In fact, although pro-life advocates have put billboards up in urban neighborhoods, urging people in those neighborhoods to refrain from having abortions, it seems that these same advocates, once the babies in these neighborhoods are born into poverty and despair, pretty much ignore them.

Children who live in poverty, who are born in poverty, depend on the government for basic services, like food and health care. Children born into poverty have a higher chance of ending up in prison, because the schools in their neighborhoods are so bad and they end up giving up and dropping out of school.

According to the Children’s Defense Fund, a “cradle to prison” pipeline exists because children born into poverty – yet very much alive – suffer from abject poverty, inadequate health care, gaps in childhood development, disparate educational opportunities, “intolerable abuse and neglect,”  “unmet mental and emotional problems, rampant substance abuse,” and involvement in an overburdened , ineffective juvenile justice system, a system which looks at these children as a drain on society.

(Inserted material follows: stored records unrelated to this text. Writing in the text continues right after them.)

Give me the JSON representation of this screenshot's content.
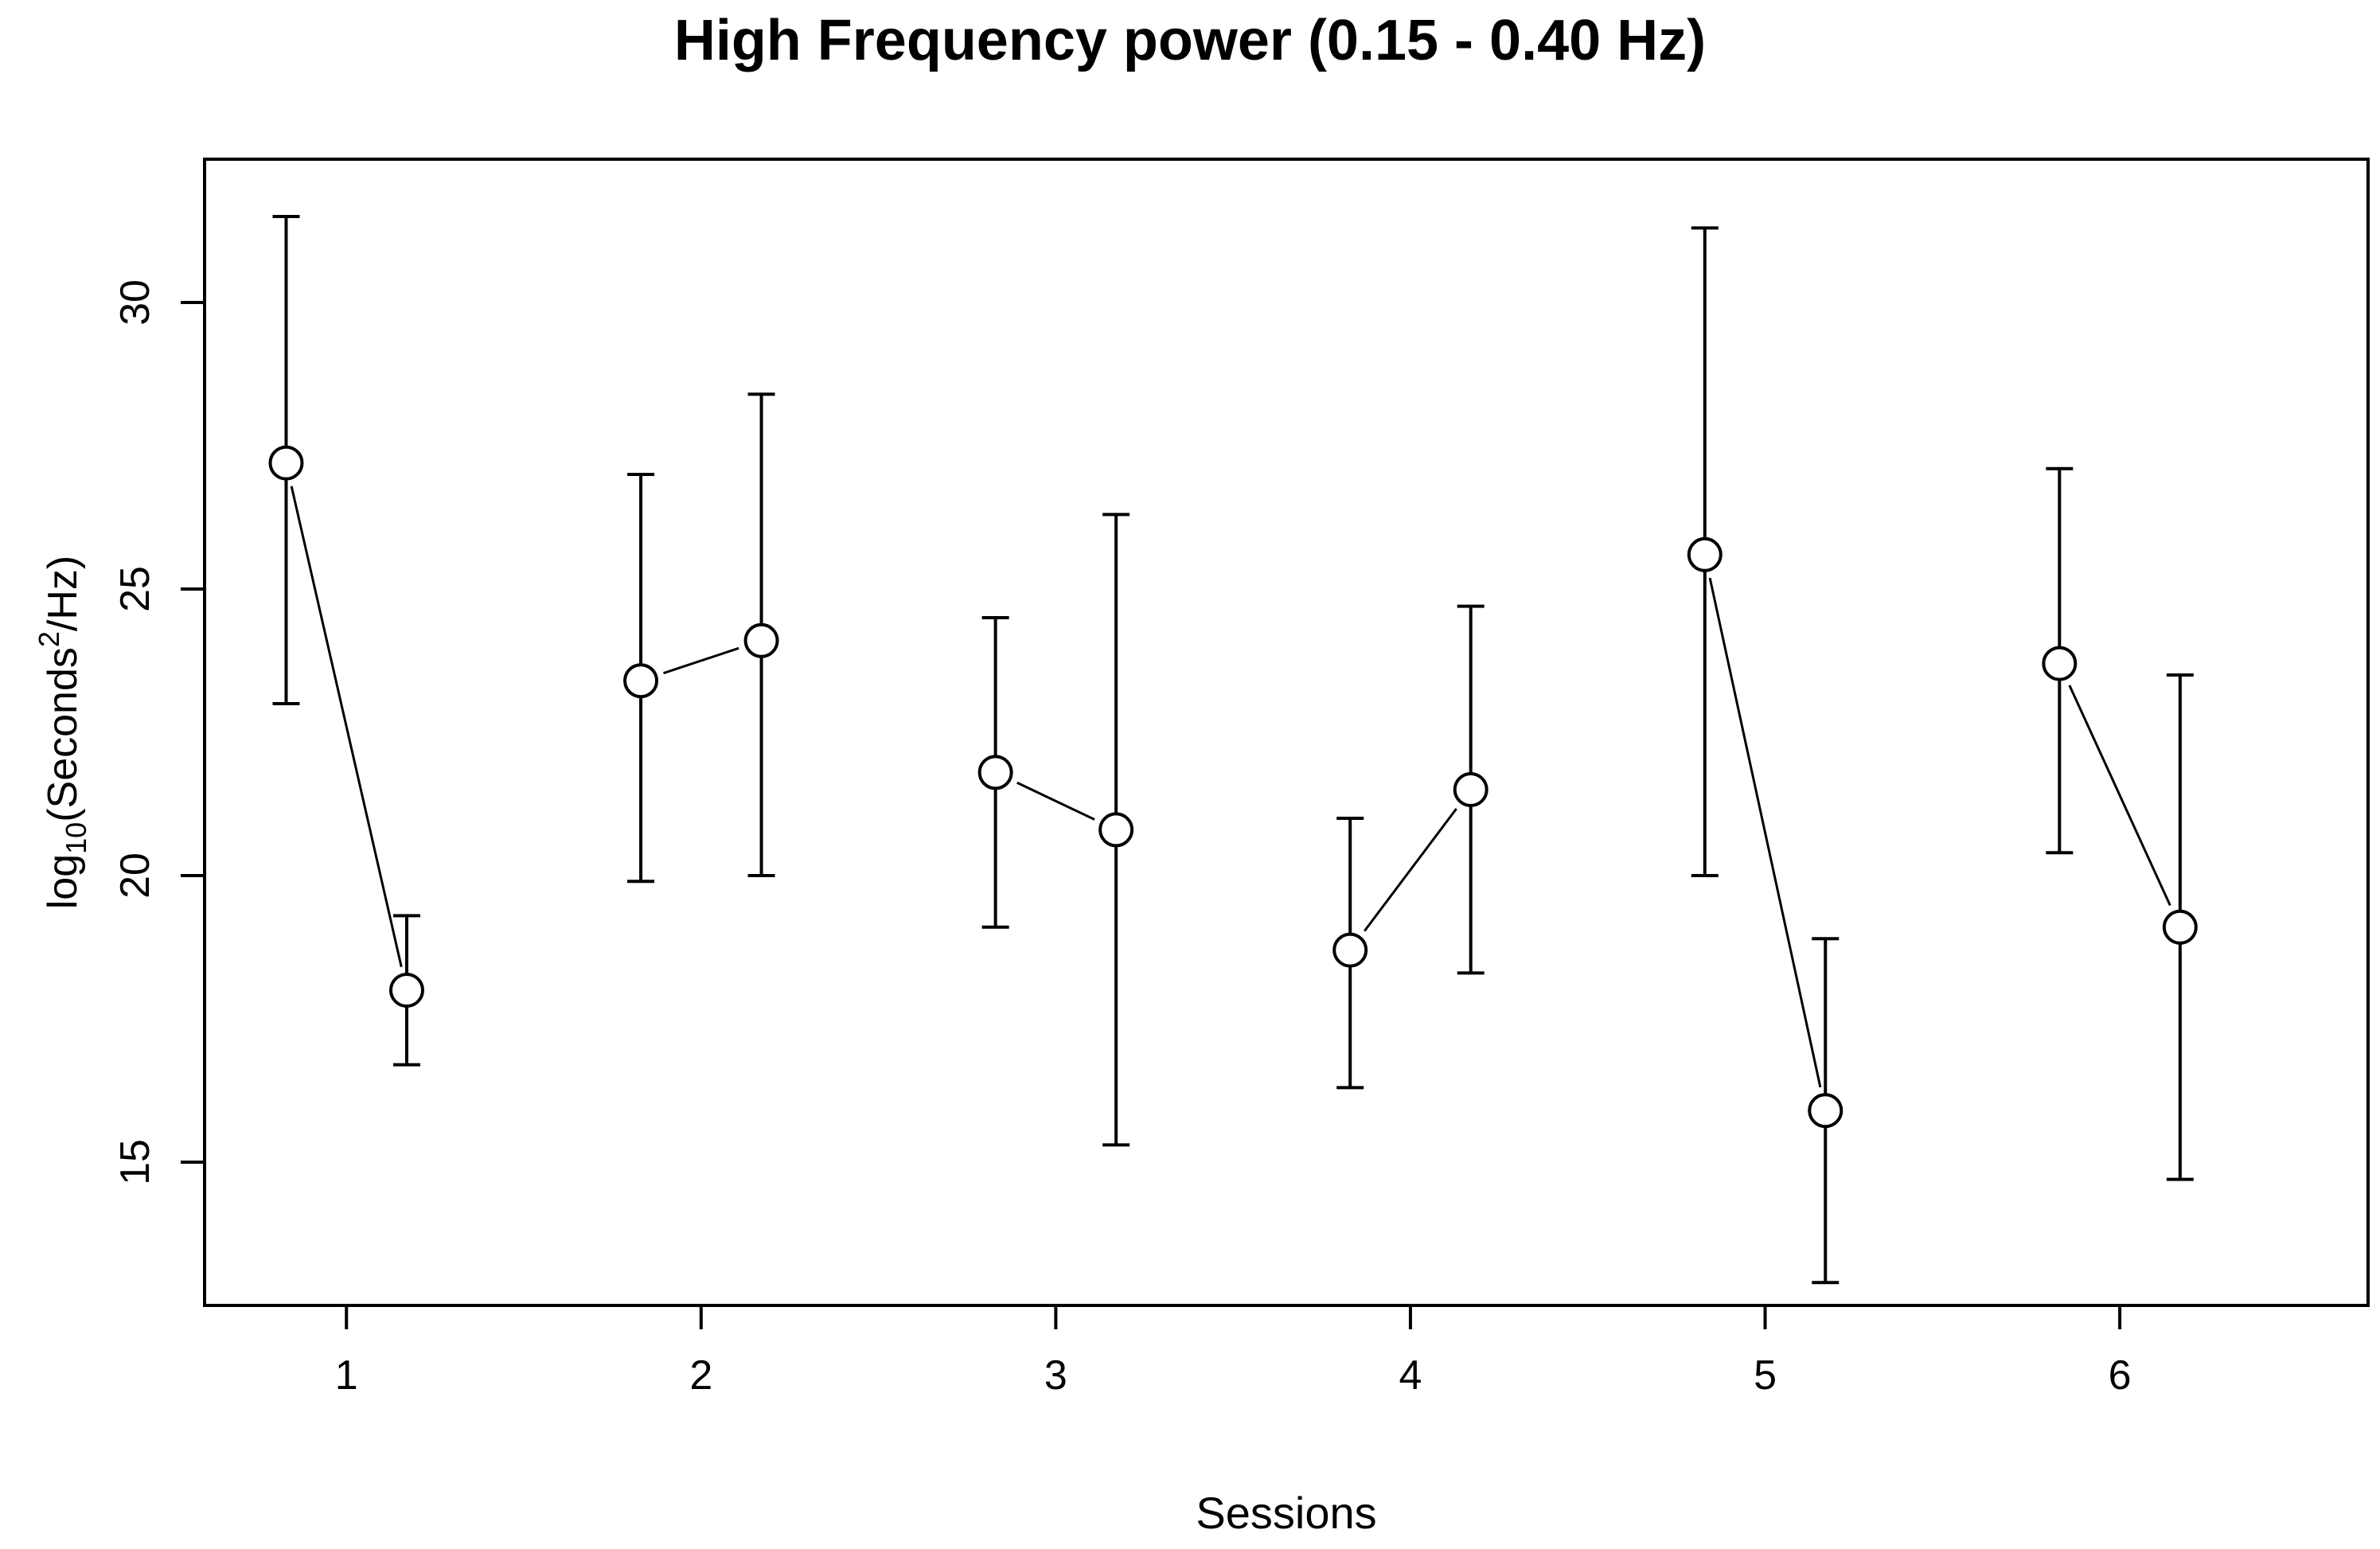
{
  "chart_data": {
    "type": "scatter",
    "title": "High Frequency power (0.15 - 0.40 Hz)",
    "xlabel": "Sessions",
    "ylabel": {
      "prefix": "log",
      "sub": "10",
      "mid": "(Seconds",
      "sup": "2",
      "suffix": "/Hz)"
    },
    "x_ticks": [
      1,
      2,
      3,
      4,
      5,
      6
    ],
    "y_ticks": [
      15,
      20,
      25,
      30
    ],
    "xlim": [
      0.6,
      6.7
    ],
    "ylim": [
      12.5,
      32.5
    ],
    "grid": false,
    "points": [
      {
        "session": 1,
        "x": 0.83,
        "y": 27.2,
        "lower": 23.0,
        "upper": 31.5
      },
      {
        "session": 1,
        "x": 1.17,
        "y": 18.0,
        "lower": 16.7,
        "upper": 19.3
      },
      {
        "session": 2,
        "x": 1.83,
        "y": 23.4,
        "lower": 19.9,
        "upper": 27.0
      },
      {
        "session": 2,
        "x": 2.17,
        "y": 24.1,
        "lower": 20.0,
        "upper": 28.4
      },
      {
        "session": 3,
        "x": 2.83,
        "y": 21.8,
        "lower": 19.1,
        "upper": 24.5
      },
      {
        "session": 3,
        "x": 3.17,
        "y": 20.8,
        "lower": 15.3,
        "upper": 26.3
      },
      {
        "session": 4,
        "x": 3.83,
        "y": 18.7,
        "lower": 16.3,
        "upper": 21.0
      },
      {
        "session": 4,
        "x": 4.17,
        "y": 21.5,
        "lower": 18.3,
        "upper": 24.7
      },
      {
        "session": 5,
        "x": 4.83,
        "y": 25.6,
        "lower": 20.0,
        "upper": 31.3
      },
      {
        "session": 5,
        "x": 5.17,
        "y": 15.9,
        "lower": 12.9,
        "upper": 18.9
      },
      {
        "session": 6,
        "x": 5.83,
        "y": 23.7,
        "lower": 20.4,
        "upper": 27.1
      },
      {
        "session": 6,
        "x": 6.17,
        "y": 19.1,
        "lower": 14.7,
        "upper": 23.5
      }
    ]
  }
}
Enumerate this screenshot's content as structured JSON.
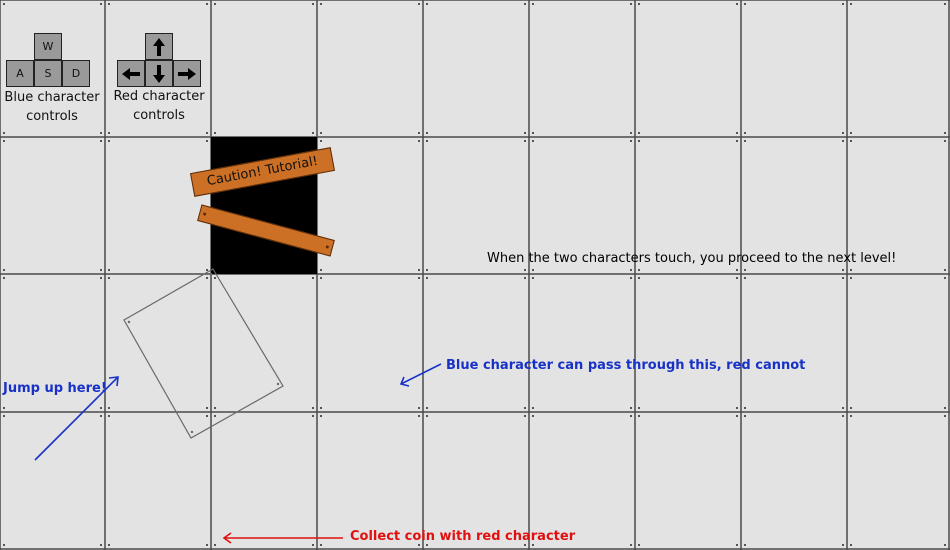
{
  "colors": {
    "background": "#e3e3e3",
    "grid_line": "#4a4a4a",
    "key_fill": "#9a9a9a",
    "wall": "#000000",
    "plank": "#cc7026",
    "blue_text": "#1832c8",
    "red_text": "#e01010"
  },
  "controls": {
    "blue": {
      "keys": {
        "up": "W",
        "left": "A",
        "down": "S",
        "right": "D"
      },
      "label_line1": "Blue character",
      "label_line2": "controls"
    },
    "red": {
      "keys": {
        "up": "arrow-up-icon",
        "left": "arrow-left-icon",
        "down": "arrow-down-icon",
        "right": "arrow-right-icon"
      },
      "label_line1": "Red character",
      "label_line2": "controls"
    }
  },
  "sign": {
    "text": "Caution! Tutorial!"
  },
  "hints": {
    "proceed": "When the two characters touch, you proceed to the next level!",
    "pass_through": "Blue character can pass through this, red cannot",
    "jump": "Jump up here!",
    "coin": "Collect coin with red character"
  }
}
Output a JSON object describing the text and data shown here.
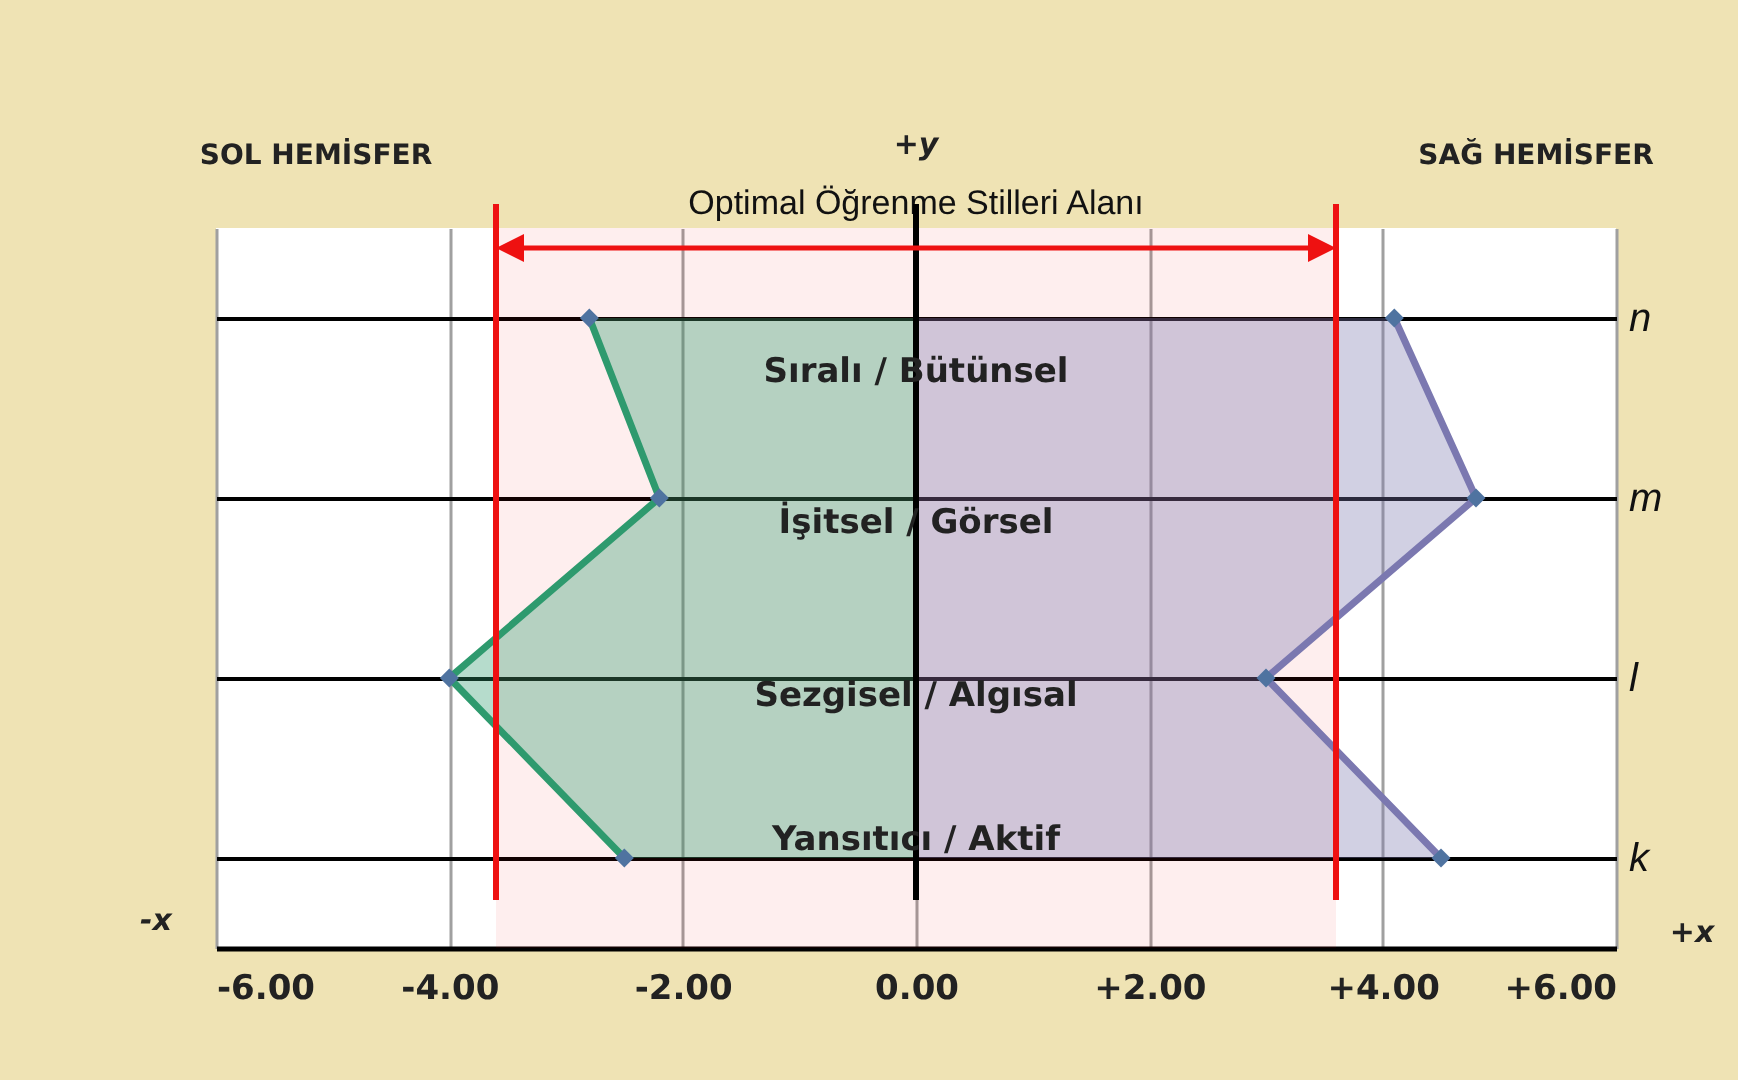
{
  "chart_data": {
    "type": "area",
    "orientation": "horizontal",
    "categories": [
      "n",
      "m",
      "l",
      "k"
    ],
    "series": [
      {
        "color": "#2e9a6e",
        "values": [
          -2.8,
          -2.2,
          -4.0,
          -2.5
        ]
      },
      {
        "color": "#7b78b0",
        "values": [
          4.1,
          4.8,
          3.0,
          4.5
        ]
      }
    ],
    "xlim": [
      -6,
      6
    ],
    "xticks": [
      {
        "value": -6,
        "label": "-6.00"
      },
      {
        "value": -4,
        "label": "-4.00"
      },
      {
        "value": -2,
        "label": "-2.00"
      },
      {
        "value": 0,
        "label": "0.00"
      },
      {
        "value": 2,
        "label": "+2.00"
      },
      {
        "value": 4,
        "label": "+4.00"
      },
      {
        "value": 6,
        "label": "+6.00"
      }
    ],
    "bands": [
      {
        "axis": "x",
        "from": -3.6,
        "to": 3.6,
        "label": "Optimal Öğrenme Stilleri Alanı",
        "color": "#ee1111"
      }
    ],
    "ref_lines": [
      {
        "axis": "x",
        "value": -3.6,
        "color": "#ee1111"
      },
      {
        "axis": "x",
        "value": 3.6,
        "color": "#ee1111"
      },
      {
        "axis": "x",
        "value": 0,
        "color": "#000000"
      }
    ],
    "annotations": [
      "SOL HEMİSFER",
      "SAĞ HEMİSFER",
      "-x",
      "+x",
      "+y",
      "Sıralı / Bütünsel",
      "İşitsel / Görsel",
      "Sezgisel / Algısal",
      "Yansıtıcı / Aktif"
    ],
    "marker": "diamond",
    "grid": true,
    "legend": false
  }
}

These children, very much alive, are despised once they come out of the womb. As a fetus, a poor child is cherished; the heartbeat of the fetus is used in commercial and religious attempts to get people to oppose abortion. Yet, there is no such drumbeat for these children, and for the things they need once they are born in order to have valuable and viable lives, once they are born.

There is something very wrong with this reality.

Martin Buber, a Jewish theologian and Zionist, wrote a powerful book, I and Thou, where he described how we as human beings objectify other human beings, presumably to protect ourselves, our thoughts, and our beliefs.

He believed that part of the problem in Israel was the inability and unwillingness of Jewish people to treat Arabs as fellow human beings, “it” as opposed to “thou.” An “it” has no feelings; it is an object, devoid of even the need for another human being to invest caring and compassion into. A “thou,” on the other hand, is a “fellow human being,” one with which one can develop an empathic relationship, based on the understanding that this “thou” has needs and feelings equal to that of the person doing the evaluating.

“I-it” relationships have made it possible for sexism, racism, homophobia, discrimination against the aged …to flourish. When we as humans do not see another human as human, we feel nothing about what we may or may not do to affirm that person’s worth and need to meet their needs.

That’s the feeling I get that the pro-life proponents carry with them. The poor are precious so long as they are in the womb. Once out, they are a bane to society, unworthy of anyone’s time or concern.

If the pro-life people would advocate as hard for quality education for poor children as they do for more affluent children, or push for legislation or some other source to provide for quality health care for these children, I wouldn’t care about their concern and love for the unborn fetus. Poor children do not ask to be born, and they are not responsible for their conditions. It is so hypocritical and sad for a civilized society to have such a narrow definition and appreciation for life.